Assume $f \in L^2(a,b)$ and that $\left\{ \phi_{n} \right\}$ is an orthonormal set in $L^2(a,b)$. Then the series $\sum \left\langle f,\phi_{n} \right\rangle\phi_{n}$ converges in the norm sense. And it satisfies the following inequality:

$$ \left\| \sum \left\langle f,\phi_{n}\right\rangle \phi_{n} \right\| \le | f| $$

Proof

  • $(a) \implies (b)$

    Assume $(a)$. Then, by the lemma, $\sum \left\langle f, \phi_{n} \right\rangle\phi_{n}$ converges in the norm sense. Let’s define the difference of the series as $g$.
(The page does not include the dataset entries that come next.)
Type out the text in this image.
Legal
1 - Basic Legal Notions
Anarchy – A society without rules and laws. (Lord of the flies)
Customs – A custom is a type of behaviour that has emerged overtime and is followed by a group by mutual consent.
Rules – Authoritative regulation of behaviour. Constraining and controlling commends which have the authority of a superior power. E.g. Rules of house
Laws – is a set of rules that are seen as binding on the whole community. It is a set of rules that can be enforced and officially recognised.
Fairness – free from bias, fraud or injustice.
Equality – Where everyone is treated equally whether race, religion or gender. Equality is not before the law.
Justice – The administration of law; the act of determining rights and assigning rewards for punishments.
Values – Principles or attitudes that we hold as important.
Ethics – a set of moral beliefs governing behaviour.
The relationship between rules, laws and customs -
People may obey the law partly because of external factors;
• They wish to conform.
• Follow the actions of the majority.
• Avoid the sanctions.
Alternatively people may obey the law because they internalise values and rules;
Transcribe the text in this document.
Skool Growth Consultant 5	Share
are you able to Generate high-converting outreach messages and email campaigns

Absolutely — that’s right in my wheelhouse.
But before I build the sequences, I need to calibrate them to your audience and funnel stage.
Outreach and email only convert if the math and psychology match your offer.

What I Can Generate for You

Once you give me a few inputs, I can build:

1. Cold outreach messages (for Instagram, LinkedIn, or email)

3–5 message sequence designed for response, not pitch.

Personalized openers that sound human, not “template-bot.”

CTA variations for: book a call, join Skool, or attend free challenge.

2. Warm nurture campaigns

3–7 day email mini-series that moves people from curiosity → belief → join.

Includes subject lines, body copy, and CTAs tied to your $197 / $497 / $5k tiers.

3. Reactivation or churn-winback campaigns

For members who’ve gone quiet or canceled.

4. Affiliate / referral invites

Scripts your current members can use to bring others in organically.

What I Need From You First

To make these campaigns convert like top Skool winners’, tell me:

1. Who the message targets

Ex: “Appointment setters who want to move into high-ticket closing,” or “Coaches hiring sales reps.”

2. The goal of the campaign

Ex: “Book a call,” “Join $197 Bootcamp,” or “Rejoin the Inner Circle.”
    $$ g=f-\sum \limits_{n=1}^{\infty} \left\langle f, \phi_{n} \right\rangle\phi_{n} $$

    Then, it can be shown that $g=0$.

    $$ \begin{align*} \left\langle g,\phi_{m} \right\rangle &=\ \left\langle f,\phi_{m}\right\rangle - \sum \limits_{n=1}^{\infty}\left\langle f,\phi_{n} \right\rangle \left\langle \phi_{n}, \phi_{m} \right\rangle \\ &=\ \left\langle f,\phi_{m}\right\rangle - \left\langle f,\phi_{m}\right\rangle \\ &=\ 0 \end{align*} $$

    Therefore, by assumption, $g=0$. Thus, $f= \sum_{n=1}^\infty \left\langle f, \phi_{n} \right\rangle\phi_{n}$

  • $(b) \implies (c)$

    Assume $(b)$. Then, since $f=\sum_{1}^\infty \left\langle f, \phi_{n}\right\rangle\phi_{n}$,

    $$ \begin{align*} \| f \|^2 &=\ \left\| \sum \limits_{n=1}^{\infty} \left\langle f, \phi_{n} \right\rangle \phi_{n} \right\| ^2 \\ &= \left\| \lim \limits_{N \rightarrow \infty} \sum \limits_{n=1} ^{N} \left\langle f, \phi_{n} \right\rangle\phi_{n} \right\| ^2 \\ &= \lim \limits_{N \rightarrow \infty} \left\| \sum \limits_{n=1} ^{N} \left\langle f, \phi_{n} \right\rangle\phi_{n} \right\| ^ 2 \\ &= \lim \limits_{N \rightarrow \infty} \sum _{n=1}^{N} | \left\langle f,\phi_{n} \right\rangle |^2 \\ &= \sum \limits _{n=1} ^{\infty} | \left\langle f, \phi_{n} \right\rangle |^2 \end{align*} $$

The third equation holds because the series converges in the norm sense by assumption. The fourth equation is valid due to the Pythagorean theorem.

  • $(c) \implies (a)$

    Assume $(c)$. Then,

    $$ \| f \|^2 =\sum \limits _{n=1} ^{\infty}\left| \left\langle f,\phi_{n} \right\rangle \right|^{2} $$

    Therefore, for all $n$, if $\left\langle f, \phi_{n} \right\rangle=0$, then $f=0$ is true.